When our grandsons were about 9 and 12, my husband and I took them to the International Spy Museum in Washington, DC. At that time, part of the visit included a spy mystery to solve. We four were paired with about 16 other random visitors. Within the confines of a closed room, the story involving a number of suspects was laid out, and the guide then asked the group, “Which one is the spy?”
He went on to say, “In a moment, if you believe it was Edward, move to this corner of the room. But if you think it was Delores, move to this corner.” And so it went with two other suspects we’ll call Jack and Edna with the guide pointing to the four corners of the room. “Go.”
Nearly the entire group moved quickly to Edward’s corner. A few moved to Jack’s and a few drifted to the space designating Delores. I stood alone in my belief that the guilty person was Edna.
The guide then said, “If you want to change your mind, you can move to a different corner at any time.” Directing his next words to the Edward folks, he asked why they believed Edward was the spy. Several people responded with their individual answers and slowly the small number of folks in the corners of Jack and Delores migrated to Edward’s space. Still standing firm, I stayed where I was.
Reminding us that we could still change our choices, he asked for my reasoning that Edna was the spy. Since I don’t recall the details of the story after 12+ years, I don’t remember my answers. I know that I spoke calmly, confidently, and logically laid out my case. As I went on, people began drifting to my corner. Soon I had won over nearly 3/4 of the Edward people.

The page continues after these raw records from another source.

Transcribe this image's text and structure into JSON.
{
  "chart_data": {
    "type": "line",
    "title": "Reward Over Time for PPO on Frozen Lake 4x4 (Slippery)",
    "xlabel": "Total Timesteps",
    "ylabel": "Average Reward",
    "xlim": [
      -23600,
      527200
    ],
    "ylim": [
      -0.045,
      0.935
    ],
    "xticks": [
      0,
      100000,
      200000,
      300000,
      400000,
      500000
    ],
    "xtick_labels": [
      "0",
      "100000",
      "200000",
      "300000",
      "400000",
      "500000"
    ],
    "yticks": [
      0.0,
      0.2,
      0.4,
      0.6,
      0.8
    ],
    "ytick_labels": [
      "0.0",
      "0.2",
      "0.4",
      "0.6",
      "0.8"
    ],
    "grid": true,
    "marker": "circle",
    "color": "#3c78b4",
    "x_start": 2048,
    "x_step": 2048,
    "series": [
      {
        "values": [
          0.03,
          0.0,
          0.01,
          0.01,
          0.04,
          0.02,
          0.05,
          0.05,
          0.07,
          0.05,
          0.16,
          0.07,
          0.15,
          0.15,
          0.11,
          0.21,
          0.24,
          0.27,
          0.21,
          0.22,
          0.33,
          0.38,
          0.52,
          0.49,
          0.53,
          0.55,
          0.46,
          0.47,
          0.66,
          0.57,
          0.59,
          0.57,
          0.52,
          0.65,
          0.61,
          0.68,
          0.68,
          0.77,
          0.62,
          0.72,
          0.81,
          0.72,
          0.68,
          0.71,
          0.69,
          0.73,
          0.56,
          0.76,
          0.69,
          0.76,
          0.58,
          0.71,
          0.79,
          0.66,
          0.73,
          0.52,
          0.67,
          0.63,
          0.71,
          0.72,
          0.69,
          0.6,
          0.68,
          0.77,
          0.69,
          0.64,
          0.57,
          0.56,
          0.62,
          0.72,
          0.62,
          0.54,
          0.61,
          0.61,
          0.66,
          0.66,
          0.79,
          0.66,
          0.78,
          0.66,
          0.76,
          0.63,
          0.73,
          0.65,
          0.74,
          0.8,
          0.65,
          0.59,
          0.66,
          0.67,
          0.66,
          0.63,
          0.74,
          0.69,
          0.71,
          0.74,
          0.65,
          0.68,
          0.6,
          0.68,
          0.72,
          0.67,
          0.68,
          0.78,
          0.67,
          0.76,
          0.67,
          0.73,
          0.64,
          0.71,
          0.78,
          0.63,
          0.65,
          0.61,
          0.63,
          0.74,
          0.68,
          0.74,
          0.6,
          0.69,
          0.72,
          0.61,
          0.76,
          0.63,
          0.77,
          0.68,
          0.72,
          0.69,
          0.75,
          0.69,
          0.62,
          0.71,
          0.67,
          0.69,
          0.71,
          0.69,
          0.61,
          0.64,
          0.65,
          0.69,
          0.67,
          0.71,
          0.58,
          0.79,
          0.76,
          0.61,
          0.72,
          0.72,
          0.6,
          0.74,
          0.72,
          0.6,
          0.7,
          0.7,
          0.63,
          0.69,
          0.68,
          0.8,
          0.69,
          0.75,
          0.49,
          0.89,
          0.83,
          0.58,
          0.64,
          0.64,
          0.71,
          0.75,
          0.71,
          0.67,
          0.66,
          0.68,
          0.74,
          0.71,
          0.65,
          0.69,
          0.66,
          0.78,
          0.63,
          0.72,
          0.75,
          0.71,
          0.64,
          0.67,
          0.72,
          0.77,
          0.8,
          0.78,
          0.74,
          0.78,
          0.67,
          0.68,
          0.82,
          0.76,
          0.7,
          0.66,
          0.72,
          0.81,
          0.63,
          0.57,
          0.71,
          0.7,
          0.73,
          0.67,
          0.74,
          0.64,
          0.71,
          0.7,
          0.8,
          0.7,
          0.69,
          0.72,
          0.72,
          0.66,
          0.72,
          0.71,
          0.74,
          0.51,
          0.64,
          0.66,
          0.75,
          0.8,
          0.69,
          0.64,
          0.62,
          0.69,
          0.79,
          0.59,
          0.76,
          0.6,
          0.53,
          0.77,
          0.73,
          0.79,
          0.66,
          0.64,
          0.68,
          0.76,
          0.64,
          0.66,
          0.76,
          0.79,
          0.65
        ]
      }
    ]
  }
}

The “gotcha” of the experience was that we were never told the answer to the story, so who knows if I was correct or not! For all I know, it was actually an experiment in the power of influencing other people.
I was reminded of this story by taking my granddaughter to the park earlier this week. As a one-year-old, she loves watching other children, especially those older than she is. She was utterly fascinated by the four- and five-year-old kids.
Isn’t this the way it’s always been? Growing up we look to those who are a bit older than we are as we try to emulate the way they act, the way they dress and talk. Tweens are influenced by teens, and teens by 20-somethings. As young adults starting our way in the world, we look for role models in the seemingly “have it all” 30s crowd.
When is it that we stop looking wistfully to the next generation wishing we had their talent and wisdom? And why? ANY time is too soon for us to start discounting those older than we are, relegating them to the “elderly, boring, not-with-the times” category. Every one of us has a story to tell. Let’s open our minds and ears to those who have interesting ways of looking at life that need to be shared.
Just saying, I’m glad you are in my corner!!!!!!!
I agree, when we stop and listen to generation X and Y , their points are valid!
We cling to our development as if it is totally right, we need to listen more,
Yes, we DO NEED TO LISTEN MORE.
It is a skill worth pursuing.
That is why my nearing retirement physician husband is interested in pursuing NARRATIVE MEDICINE.
He hopes to study it through Columbia University’s program, feeling it would be good for patients as well as their caregivers.
Now that’s something I’m going to have to research because it sounds fascinating!